We need more. This is a good start, but we need more.
NOMPU SIZIBA: So, basically the SBI’s critique of this whole situation is that things should have been done a long time ago. The government should have intervened in the SME sector way before Covid-19, because now it makes a sector even more vulnerable than it’s been before.
JOHN DLUDLU: Yes. We have three very specific things that we’re asking for. For example, last week we had the central bank cutting rates by 100 basis points. Our expectation and our call was for 200 basis points. Now that we know we are here, we don’t have to wait for another Monetary Policy Committee meeting, we need to cut rates.
We welcome what the bank did this morning, starting to buy bonds.
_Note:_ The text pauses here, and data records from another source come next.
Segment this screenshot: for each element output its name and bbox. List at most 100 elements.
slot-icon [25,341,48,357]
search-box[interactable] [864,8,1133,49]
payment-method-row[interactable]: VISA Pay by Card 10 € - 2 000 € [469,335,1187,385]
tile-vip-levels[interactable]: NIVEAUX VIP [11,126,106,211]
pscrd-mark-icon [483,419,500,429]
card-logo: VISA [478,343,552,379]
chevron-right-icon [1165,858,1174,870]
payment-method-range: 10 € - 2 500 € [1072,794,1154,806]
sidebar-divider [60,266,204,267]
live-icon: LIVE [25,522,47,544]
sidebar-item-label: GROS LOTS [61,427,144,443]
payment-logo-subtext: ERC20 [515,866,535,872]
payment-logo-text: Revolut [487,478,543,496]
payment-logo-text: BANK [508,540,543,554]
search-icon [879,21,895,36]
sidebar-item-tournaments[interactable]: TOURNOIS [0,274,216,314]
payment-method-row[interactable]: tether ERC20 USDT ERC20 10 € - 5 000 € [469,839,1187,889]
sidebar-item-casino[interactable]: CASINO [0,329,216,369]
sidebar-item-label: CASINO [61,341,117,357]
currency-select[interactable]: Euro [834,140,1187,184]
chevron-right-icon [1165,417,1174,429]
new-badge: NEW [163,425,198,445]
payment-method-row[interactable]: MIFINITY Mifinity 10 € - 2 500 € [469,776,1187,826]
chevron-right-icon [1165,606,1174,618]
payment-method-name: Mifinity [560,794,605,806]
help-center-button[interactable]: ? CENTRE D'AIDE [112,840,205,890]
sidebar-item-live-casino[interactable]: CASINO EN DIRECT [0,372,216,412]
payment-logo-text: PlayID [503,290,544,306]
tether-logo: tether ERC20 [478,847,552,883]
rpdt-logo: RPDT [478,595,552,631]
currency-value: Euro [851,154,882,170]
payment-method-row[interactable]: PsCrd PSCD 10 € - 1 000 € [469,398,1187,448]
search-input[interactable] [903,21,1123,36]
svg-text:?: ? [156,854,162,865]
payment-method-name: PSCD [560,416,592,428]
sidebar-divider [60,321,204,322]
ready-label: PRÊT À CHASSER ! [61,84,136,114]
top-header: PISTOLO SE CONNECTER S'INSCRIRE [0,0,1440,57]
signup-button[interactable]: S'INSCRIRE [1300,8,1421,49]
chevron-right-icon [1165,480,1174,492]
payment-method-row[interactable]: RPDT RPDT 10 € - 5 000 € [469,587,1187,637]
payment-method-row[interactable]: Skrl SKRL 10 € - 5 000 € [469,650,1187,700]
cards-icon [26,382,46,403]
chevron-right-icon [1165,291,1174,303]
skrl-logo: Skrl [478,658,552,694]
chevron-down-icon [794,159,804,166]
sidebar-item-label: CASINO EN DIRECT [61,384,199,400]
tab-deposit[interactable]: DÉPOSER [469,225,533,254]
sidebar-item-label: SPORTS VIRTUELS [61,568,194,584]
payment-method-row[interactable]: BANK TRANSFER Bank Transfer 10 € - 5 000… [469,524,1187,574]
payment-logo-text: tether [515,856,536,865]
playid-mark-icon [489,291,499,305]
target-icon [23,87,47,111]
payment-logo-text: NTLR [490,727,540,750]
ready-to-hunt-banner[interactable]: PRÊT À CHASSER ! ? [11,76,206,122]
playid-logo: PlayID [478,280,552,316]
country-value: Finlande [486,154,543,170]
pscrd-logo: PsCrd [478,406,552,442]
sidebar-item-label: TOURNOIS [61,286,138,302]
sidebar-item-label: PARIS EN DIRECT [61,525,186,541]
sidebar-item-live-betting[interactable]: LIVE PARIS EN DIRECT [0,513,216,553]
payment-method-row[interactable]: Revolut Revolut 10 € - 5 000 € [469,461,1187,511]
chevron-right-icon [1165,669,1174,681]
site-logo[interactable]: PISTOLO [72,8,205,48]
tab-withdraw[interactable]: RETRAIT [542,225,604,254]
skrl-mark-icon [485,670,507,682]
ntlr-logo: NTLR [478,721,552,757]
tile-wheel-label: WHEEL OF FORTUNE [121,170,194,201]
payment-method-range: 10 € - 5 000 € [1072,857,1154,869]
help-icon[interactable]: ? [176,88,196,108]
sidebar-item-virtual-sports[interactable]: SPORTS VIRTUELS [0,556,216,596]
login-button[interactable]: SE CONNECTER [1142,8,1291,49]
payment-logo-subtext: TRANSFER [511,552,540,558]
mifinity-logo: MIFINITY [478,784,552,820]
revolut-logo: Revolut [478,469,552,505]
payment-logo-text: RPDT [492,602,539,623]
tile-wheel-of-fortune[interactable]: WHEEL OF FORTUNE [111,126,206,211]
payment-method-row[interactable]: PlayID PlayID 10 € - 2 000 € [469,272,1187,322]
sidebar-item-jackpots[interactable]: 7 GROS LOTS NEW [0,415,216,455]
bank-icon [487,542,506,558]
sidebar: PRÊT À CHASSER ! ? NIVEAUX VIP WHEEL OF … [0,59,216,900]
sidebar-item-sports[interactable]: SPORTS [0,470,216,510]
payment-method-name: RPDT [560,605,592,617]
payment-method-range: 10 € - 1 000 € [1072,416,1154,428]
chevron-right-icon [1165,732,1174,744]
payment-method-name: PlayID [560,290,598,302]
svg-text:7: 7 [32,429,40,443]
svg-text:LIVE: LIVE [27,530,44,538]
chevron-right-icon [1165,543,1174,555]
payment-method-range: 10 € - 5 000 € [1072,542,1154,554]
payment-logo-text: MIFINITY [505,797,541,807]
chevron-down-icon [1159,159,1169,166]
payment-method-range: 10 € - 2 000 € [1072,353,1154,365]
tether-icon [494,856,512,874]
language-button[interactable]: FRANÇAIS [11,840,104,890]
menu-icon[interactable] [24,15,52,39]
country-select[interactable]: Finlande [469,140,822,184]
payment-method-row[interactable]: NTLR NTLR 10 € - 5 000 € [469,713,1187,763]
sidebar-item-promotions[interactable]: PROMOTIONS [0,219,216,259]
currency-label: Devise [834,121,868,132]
But all of these measures didn’t have to come today – they should have come a week ago, at least. The petrol price is dropping next week. We don’t have to wait till next week. Let us drop it now, so that we provide immediate relief. We’ve been campaigning for the last two, three years for big business, as well as the government sector – and they don’t assist companies to pay their suppliers on time. “On time” is maybe in one month after submission of the invoice. Can you please just pay them within seven days now? It is so imperative. Let’s go all we have, and then let’s provide enough transparency and say, as a country, “This is what you can afford”. This is no time to analyse and keep an eye on what happens, how the measure is being received. You really have to act now.
NOMPU SIZIBA: Yes.
JOHN DLUDLU: Let me make just one last point. The other point is, it would be pointless to have all the support measures, even if it was R10 billion, R100 billion, ploughed into the economy now, if this cannot be addressed because it has become difficult. You need so many things, you need so many documents. The speed the money goes back into the economy is very important. If you increase the social grants, for example, you double that. That shoots back into the economy immediately.
But if you’re asking SMEs which are …… 90 compliance issues, they’re asking them to provide 100 000 documents to register for access to this support measure, then we’d be defeating the purpose of the support measures.
NOMPU SIZIBA: John, we’re going to leave it there, but yes, it sounds like there’s a lot that government still has yet to do because every so often Mr Ramaphosa will tell us that the situation in terms of processing SMEs and businesses in general has improved. He talks about the one-stop shop and all of that. But clearly, from what you’re saying, that’s not the case as yet. Thanks very much for your time.